Much like Zimmer, Vikings Defensive Coordinator George Edwards said earlier this week that Mata’afa has turned some heads as spring practices roll on.

“He’s really embraced it. He is playing the run well, he has a good pad level,” Edwards said. “His quickness and his size rushing the pass rusher is really showing up in these first couple practices.

“He ended up on injured reserve last year, and he really worked his butt off throughout last season and this whole offseason, getting him prepared to go,” Edwards later added. “He has put on some good girth, and it really hasn’t affected his play. So his quickness is really beneficial inside.”

The Vikings have established veterans on the interior in Pro Bowler Linval Joseph and Shamar Stephen, who returned to Minnesota after spending the 2018 season in Seattle.

The rest of the group features young players such as Jaleel Johnson, Jalyn Holmes and 2019 sixth-round pick Armon Watts.

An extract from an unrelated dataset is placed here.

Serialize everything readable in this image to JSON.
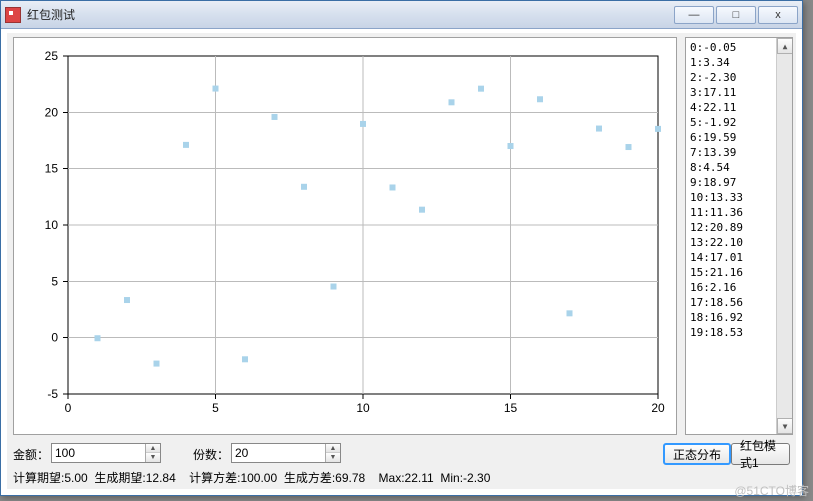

Zimmer usually isn’t one to heap praise on unproven players, but he had plenty of it Wednesday for Mata’afa when talking to Allen on the radio.

“We had a kid when I was in Cincinnati named Geno Atkins,” Zimmer said. “We were in OTAs and one of the quarterbacks came up to me and said, ‘Do you think he can do this when pads go on?’ I said, ‘I don’t know. We’ll see,’ and he did.

“That’s kind of, you know, I’m not saying he’s Geno, but he’s so active in these OTAs,” Zimmer added. “Now, the question is, ‘Can he continue to do it when we get the pads on?’”

Mata’afa will get his chance to shine in two months when training camp rolls around and the pads come on.

In the meantime, Mata’afa is just thrilled to be playing football again, all while keeping his goals modest.

“Making the team — that’s my first goal,” Mata’afa said. “From there, it’s winning games. That’s all I’m here for, to help the team.”